The company is failing to sign new users and the Chinese cyber space manager has ordered software vendors to remove 25 of its software, including those that register new drivers.
Many government figures show the rate of Didi’s rise in China has dropped since its programs were removed from online stores, while commodity prices in November dropped by 11% compared to October.
Workers here and Didi’s ex would not be able to sell shares until the company started selling well in Hong Kong, one person familiar with this said.
Didi employees say the company has been blessed and is waiting for the authorities to announce the results of their investigation.
“Of course there have been a lot of people frustrated by this,” said Li Chengdong, Haitun’s ecommerce tank-tank chief.
“If you have been working for three or four years and now there is no date set for the Hong Kong IPO.
However, one former operating team member said he was not worried about the delay. “I wasn’t planning on selling at these prices,” he said. “It will come another day.”
Didi did not respond to a request for comment.
Didi jumped into the ring and started their plans on Monday.
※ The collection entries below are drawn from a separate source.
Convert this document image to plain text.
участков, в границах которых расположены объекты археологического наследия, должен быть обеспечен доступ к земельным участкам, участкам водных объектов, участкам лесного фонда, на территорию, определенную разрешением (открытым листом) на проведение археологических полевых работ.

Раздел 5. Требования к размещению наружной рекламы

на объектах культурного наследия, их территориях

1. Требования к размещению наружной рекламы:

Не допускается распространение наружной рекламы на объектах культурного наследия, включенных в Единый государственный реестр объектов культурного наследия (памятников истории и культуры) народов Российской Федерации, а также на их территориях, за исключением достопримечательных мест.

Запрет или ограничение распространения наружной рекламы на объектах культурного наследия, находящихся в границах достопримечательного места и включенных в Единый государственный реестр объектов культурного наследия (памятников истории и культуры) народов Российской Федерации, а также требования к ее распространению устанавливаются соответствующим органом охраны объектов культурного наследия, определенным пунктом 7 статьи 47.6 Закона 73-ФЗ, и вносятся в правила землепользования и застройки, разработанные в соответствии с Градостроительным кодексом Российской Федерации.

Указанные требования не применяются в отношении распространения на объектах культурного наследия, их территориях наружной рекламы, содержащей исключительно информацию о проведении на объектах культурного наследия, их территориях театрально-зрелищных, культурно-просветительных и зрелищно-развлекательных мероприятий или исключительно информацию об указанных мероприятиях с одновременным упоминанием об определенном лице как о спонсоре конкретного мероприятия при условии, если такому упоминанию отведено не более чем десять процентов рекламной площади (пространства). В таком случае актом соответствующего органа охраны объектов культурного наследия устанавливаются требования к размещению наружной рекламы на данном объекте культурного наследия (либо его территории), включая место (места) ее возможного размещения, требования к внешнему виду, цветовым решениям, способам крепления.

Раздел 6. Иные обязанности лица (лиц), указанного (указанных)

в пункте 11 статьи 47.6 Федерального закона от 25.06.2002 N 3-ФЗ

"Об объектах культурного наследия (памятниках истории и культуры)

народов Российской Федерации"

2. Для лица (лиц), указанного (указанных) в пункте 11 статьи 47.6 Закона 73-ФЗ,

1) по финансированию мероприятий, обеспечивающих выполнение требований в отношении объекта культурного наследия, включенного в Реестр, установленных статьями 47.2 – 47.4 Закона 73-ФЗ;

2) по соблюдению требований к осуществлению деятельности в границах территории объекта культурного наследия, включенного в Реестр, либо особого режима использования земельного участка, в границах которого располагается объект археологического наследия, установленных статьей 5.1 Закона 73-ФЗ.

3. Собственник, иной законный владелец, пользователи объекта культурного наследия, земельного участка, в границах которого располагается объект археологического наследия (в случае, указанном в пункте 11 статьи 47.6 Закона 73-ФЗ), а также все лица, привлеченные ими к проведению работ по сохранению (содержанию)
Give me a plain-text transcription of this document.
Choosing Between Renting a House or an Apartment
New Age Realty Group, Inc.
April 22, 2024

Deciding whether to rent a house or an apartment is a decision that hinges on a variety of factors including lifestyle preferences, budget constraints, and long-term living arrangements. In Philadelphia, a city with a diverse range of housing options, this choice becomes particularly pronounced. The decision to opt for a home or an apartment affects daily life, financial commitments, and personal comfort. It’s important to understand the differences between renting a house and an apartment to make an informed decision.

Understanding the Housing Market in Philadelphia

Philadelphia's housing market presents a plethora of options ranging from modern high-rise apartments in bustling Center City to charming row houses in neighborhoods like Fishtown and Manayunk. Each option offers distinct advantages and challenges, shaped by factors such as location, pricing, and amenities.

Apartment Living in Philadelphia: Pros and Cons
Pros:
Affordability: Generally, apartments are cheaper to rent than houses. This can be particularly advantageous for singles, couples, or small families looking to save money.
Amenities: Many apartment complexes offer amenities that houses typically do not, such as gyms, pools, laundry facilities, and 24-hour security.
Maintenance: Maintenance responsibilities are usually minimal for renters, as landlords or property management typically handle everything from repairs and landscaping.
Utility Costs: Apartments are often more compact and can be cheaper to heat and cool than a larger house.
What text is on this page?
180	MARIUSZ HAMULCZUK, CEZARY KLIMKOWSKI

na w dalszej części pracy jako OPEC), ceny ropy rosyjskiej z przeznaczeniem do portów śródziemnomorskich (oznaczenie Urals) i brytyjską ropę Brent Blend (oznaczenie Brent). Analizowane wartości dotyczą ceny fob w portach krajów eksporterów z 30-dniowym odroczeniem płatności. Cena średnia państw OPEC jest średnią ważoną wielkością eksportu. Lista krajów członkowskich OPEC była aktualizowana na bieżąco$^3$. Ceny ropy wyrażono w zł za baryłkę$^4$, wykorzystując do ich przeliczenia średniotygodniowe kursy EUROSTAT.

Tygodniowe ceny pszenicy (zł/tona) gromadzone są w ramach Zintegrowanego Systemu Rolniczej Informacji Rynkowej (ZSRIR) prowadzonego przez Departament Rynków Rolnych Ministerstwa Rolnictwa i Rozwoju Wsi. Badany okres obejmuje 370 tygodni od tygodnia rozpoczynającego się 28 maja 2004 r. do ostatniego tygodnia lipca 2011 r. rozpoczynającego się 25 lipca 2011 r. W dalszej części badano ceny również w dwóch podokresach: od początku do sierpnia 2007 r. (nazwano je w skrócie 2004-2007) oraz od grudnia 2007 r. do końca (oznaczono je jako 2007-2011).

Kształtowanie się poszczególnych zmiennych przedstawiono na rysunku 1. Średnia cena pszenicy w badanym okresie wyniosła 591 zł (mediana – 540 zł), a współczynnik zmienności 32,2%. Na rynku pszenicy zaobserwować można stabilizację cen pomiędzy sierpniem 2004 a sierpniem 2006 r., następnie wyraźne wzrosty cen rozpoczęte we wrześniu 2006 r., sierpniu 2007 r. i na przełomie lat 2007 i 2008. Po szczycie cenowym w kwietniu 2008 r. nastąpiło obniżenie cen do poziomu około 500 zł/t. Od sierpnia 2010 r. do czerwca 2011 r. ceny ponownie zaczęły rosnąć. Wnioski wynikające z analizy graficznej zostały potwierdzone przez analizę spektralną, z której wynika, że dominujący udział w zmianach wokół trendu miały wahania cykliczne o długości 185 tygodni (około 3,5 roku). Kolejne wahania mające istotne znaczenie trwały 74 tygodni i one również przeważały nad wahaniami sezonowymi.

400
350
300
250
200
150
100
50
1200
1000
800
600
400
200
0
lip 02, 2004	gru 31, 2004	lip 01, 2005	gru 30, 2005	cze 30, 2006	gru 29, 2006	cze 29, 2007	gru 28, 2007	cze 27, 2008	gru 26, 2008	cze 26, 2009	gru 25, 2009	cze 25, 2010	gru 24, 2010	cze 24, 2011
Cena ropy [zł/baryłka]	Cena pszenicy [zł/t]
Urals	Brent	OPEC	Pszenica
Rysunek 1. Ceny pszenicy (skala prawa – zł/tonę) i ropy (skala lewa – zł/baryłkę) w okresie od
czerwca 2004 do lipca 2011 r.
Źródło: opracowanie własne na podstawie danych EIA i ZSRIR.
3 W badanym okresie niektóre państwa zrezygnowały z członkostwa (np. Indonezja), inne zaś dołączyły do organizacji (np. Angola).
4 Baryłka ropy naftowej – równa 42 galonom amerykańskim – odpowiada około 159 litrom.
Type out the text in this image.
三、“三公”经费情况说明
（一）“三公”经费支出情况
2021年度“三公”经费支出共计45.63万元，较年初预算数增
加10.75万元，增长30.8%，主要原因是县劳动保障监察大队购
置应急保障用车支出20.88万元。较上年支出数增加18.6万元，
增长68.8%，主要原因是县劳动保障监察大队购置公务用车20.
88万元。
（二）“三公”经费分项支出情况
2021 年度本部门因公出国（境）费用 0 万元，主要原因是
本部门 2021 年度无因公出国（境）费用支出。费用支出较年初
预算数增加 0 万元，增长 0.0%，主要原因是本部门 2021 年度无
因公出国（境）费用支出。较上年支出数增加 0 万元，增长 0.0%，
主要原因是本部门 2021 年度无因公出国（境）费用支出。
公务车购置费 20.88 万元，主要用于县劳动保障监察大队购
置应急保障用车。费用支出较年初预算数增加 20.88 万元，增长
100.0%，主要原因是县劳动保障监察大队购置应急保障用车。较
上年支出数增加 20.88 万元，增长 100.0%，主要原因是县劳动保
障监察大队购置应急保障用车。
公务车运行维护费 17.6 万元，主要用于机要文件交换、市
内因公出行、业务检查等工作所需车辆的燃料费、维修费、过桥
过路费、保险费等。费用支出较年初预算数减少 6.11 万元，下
This includes SoftBank’s Vision Fund, Didi’s main shareholder, who paid $ 11.8bn at 20.1 percent in 2019. The price is now worth $ 5.4bn with Didi’s growing problems alemera The lowest price of shares of Japanese tech Group.
SoftBank did not respond to a request for comment.
Uber, a US airline and a major partner in Didi after merging its Chinese operations into the group in 2016, indicated that it would gradually sell its value.
Other Didi advertisers include Chinese technical groups Tencent and Alibaba, Apple and many financial companies.
China’s LatePost newspaper also reported the first extension of Didi’s staff closure period.